His letter is published in the 10 Jan 2005 New Yorker, a quick and worthwhile read. If you receive the magazine, you'll find his post in "The Talk of the Town" section.
Below are some descriptive and insightful snippets from the letter that should give us a more human sense of the difficulties during and after the tsunami, while challenging us to realize how powerful film and video have become in the lives of all humans, rich or poor, Ameri-European or Indo-Asian.
Kapur was visiting his boyhood town,
Auroville, an international utopian city that envisions itself as the "city of the future" on the morning the tsunami hit. Auroville is outside the Old French colonial city of Podicherry. Kapur reminds us that most people in the world, including himself, experienced the tsunami as a "media spectacle" unfolding in a distant land. Though so close to disaster, Kapur first read about it while surfing the Internet.
Snippets from the Letter
The fisherman and villagers who live along the coast, whose homes and livelihoods were swept away, speak of a "wall of water." The wall came without warning, rising suddenly to more than fifteen feet, and along with cars and refrigerators and cattle and jewelry, claimed a death toll that defied comprehension as it escalated through the week.
Kapur tells us that the "wave" came later, "a wave of people, crawling inland with babies and baskets piled high on heads and shoulders."
Three men, one absent-mindedly delousing a child in his lap, sat on the remains of a boat and, glassy-eyed, surveyed the destruction. A few days before, the beach had been littered with corpses: at least twenty people had died in this village, and another fifty in surrounding hamlets; several more were missing. Now the corpses were in the morgue and the beach was a tangle of fishing nets, television sets, and punched-out cupboards.... Motorboats that had been thrown up against coconut trees were back on the ground, their engines wrenched out and lying a few feet away.
I imagine Hollywood eyeing each scene with envy, planning its next blockbuster or made-for-tv movie.
Families of the dead were each to get a hundred thousand rupees ($2,300), a princely sum in these parts. But, in order to claim the money, families had to produce a corpse -- and many of the dead had been swept out to sea.

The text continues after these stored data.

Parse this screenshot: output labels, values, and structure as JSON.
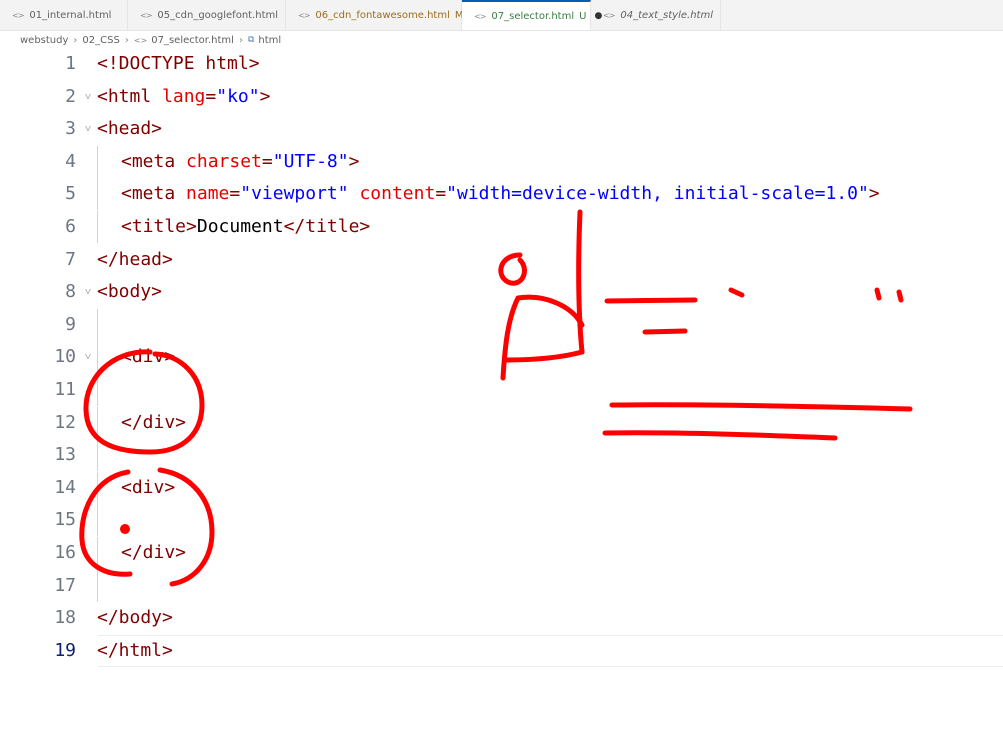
{
  "tabs": [
    {
      "label": "01_internal.html",
      "status": "",
      "state": "normal"
    },
    {
      "label": "05_cdn_googlefont.html",
      "status": "",
      "state": "normal"
    },
    {
      "label": "06_cdn_fontawesome.html",
      "status": "M",
      "state": "modified"
    },
    {
      "label": "07_selector.html",
      "status": "U",
      "state": "active"
    },
    {
      "label": "04_text_style.html",
      "status": "",
      "state": "preview"
    }
  ],
  "breadcrumb": [
    "webstudy",
    "02_CSS",
    "07_selector.html",
    "html"
  ],
  "editor": {
    "current_line": 19,
    "lines": [
      {
        "n": 1,
        "fold": false,
        "tokens": [
          [
            "tag",
            "<!DOCTYPE html>"
          ]
        ]
      },
      {
        "n": 2,
        "fold": true,
        "tokens": [
          [
            "tag",
            "<html "
          ],
          [
            "attr",
            "lang"
          ],
          [
            "tag",
            "="
          ],
          [
            "str",
            "\"ko\""
          ],
          [
            "tag",
            ">"
          ]
        ]
      },
      {
        "n": 3,
        "fold": true,
        "tokens": [
          [
            "tag",
            "<head>"
          ]
        ]
      },
      {
        "n": 4,
        "fold": false,
        "indent": 1,
        "tokens": [
          [
            "tag",
            "<meta "
          ],
          [
            "attr",
            "charset"
          ],
          [
            "tag",
            "="
          ],
          [
            "str",
            "\"UTF-8\""
          ],
          [
            "tag",
            ">"
          ]
        ]
      },
      {
        "n": 5,
        "fold": false,
        "indent": 1,
        "tokens": [
          [
            "tag",
            "<meta "
          ],
          [
            "attr",
            "name"
          ],
          [
            "tag",
            "="
          ],
          [
            "str",
            "\"viewport\""
          ],
          [
            "tag",
            " "
          ],
          [
            "attr",
            "content"
          ],
          [
            "tag",
            "="
          ],
          [
            "str",
            "\"width=device-width, initial-scale=1.0\""
          ],
          [
            "tag",
            ">"
          ]
        ]
      },
      {
        "n": 6,
        "fold": false,
        "indent": 1,
        "tokens": [
          [
            "tag",
            "<title>"
          ],
          [
            "text",
            "Document"
          ],
          [
            "tag",
            "</title>"
          ]
        ]
      },
      {
        "n": 7,
        "fold": false,
        "tokens": [
          [
            "tag",
            "</head>"
          ]
        ]
      },
      {
        "n": 8,
        "fold": true,
        "tokens": [
          [
            "tag",
            "<body>"
          ]
        ]
      },
      {
        "n": 9,
        "fold": false,
        "guides": 1,
        "tokens": []
      },
      {
        "n": 10,
        "fold": true,
        "indent": 1,
        "tokens": [
          [
            "tag",
            "<div>"
          ]
        ]
      },
      {
        "n": 11,
        "fold": false,
        "guides": 1,
        "tokens": []
      },
      {
        "n": 12,
        "fold": false,
        "indent": 1,
        "tokens": [
          [
            "tag",
            "</div>"
          ]
        ]
      },
      {
        "n": 13,
        "fold": false,
        "guides": 1,
        "tokens": []
      },
      {
        "n": 14,
        "fold": false,
        "indent": 1,
        "tokens": [
          [
            "tag",
            "<div>"
          ]
        ]
      },
      {
        "n": 15,
        "fold": false,
        "guides": 1,
        "tokens": []
      },
      {
        "n": 16,
        "fold": false,
        "indent": 1,
        "tokens": [
          [
            "tag",
            "</div>"
          ]
        ]
      },
      {
        "n": 17,
        "fold": false,
        "guides": 1,
        "tokens": []
      },
      {
        "n": 18,
        "fold": false,
        "tokens": [
          [
            "tag",
            "</body>"
          ]
        ]
      },
      {
        "n": 19,
        "fold": false,
        "tokens": [
          [
            "tag",
            "</html>"
          ]
        ]
      }
    ]
  },
  "colors": {
    "tag": "#800000",
    "attribute": "#e50000",
    "string": "#0000ff",
    "text": "#000000",
    "line_number": "#6e7681",
    "line_number_active": "#0b216f",
    "active_tab_accent": "#005fb8",
    "ink_annotation": "#ff0000"
  },
  "icons": {
    "tab": "html-file-icon",
    "breadcrumb_file": "html-file-icon",
    "breadcrumb_symbol": "element-symbol-icon",
    "dirty": "unsaved-dot-icon",
    "fold": "chevron-down-icon"
  }
}
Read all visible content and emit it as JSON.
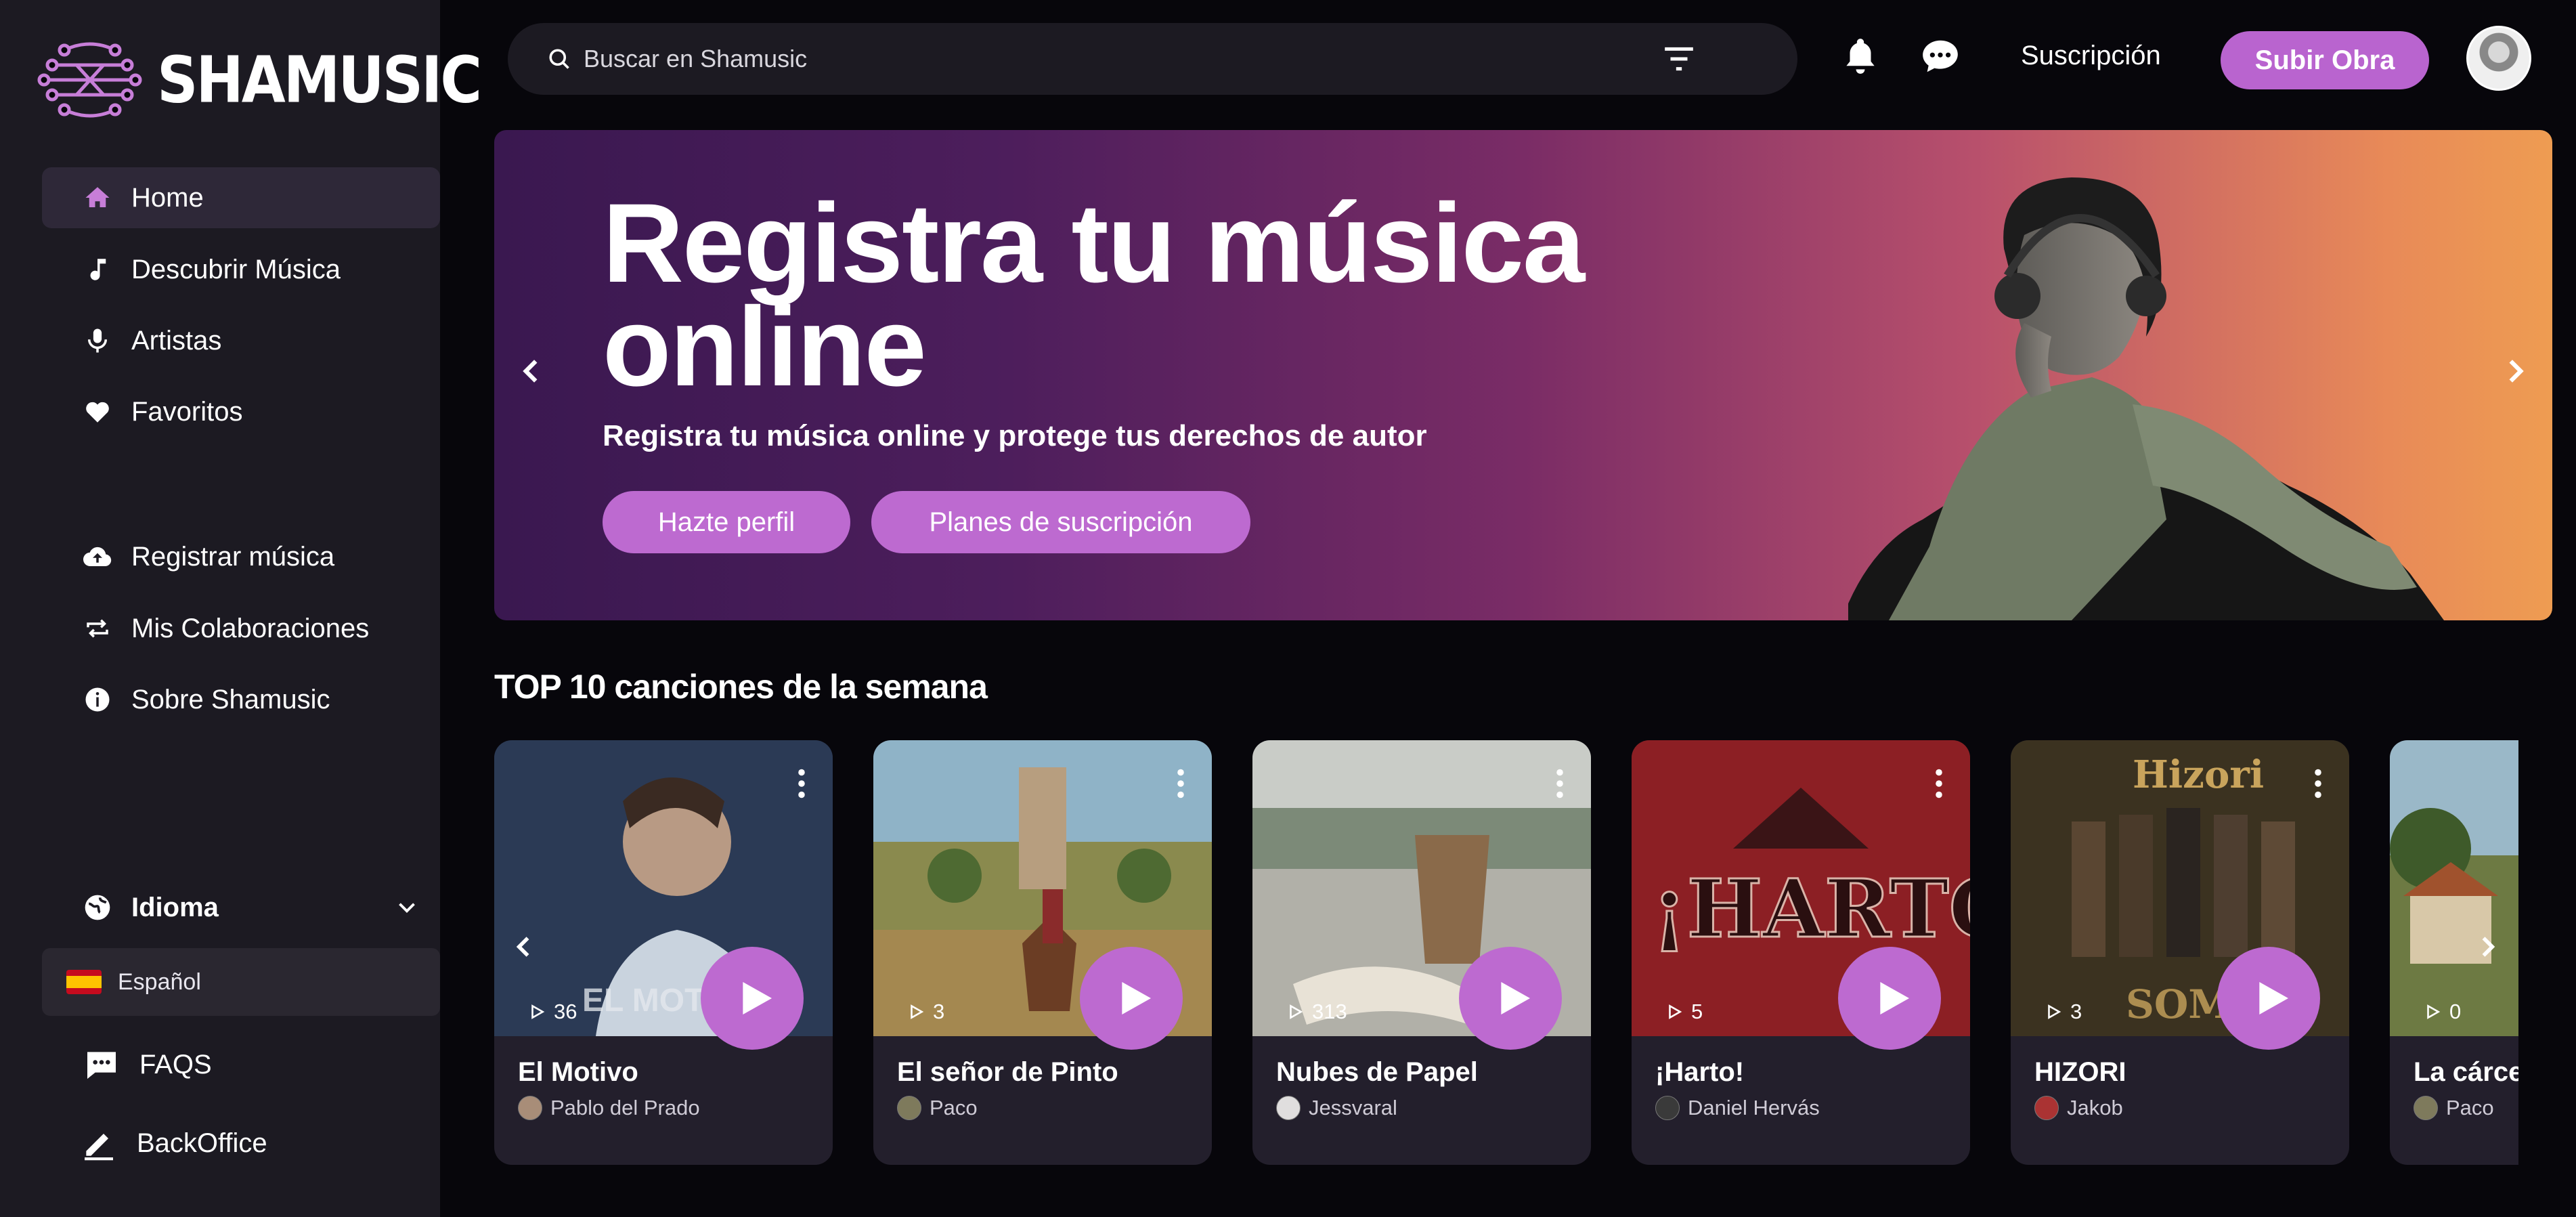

Prohibitive -- but in this disaster?
More than a thousand refugees, primarily children but also their adult relatives, were crammed into the classrooms, and the walls were draped with clothes hung up to dry. The toliets were overflowing. In parts of the school, the ground was strewn with feces and plastic bags and clumps of fermenting rice. A sanitation worker threw handfuls of bleaching powder on piles of waste.
And so the second wave of public health disaster begins.
[S]ome boys were chewing sugarcane and acting out roles from Tamil movies. One teenager climbed over the parapet and jumped to the ground, a drop of more than a dozen feet. "What are you doing?" the girls yelled. "Youll break your legs."
"People lost their lives -- what do I care if I break my legs?" the boy shouted back, and he sauntered off, swinging his hips and singing a song from a movie.
Imagine. In faraway and poor Kalapet, movies influence a young person's motives and actions.
Most of the shops were shuttered, but for the local electronics repairman business was brisk. His storefront was piled with television sets and video-cassette players. A couple stood watching as the shop owner took apart a DVD player. The DVD was still inside, and the components were caked with mud.
"Go home," the owner told the couple. "We'll call you if we can fix it."
"Where should I go?" the woman said, laughing. "I don't have a home."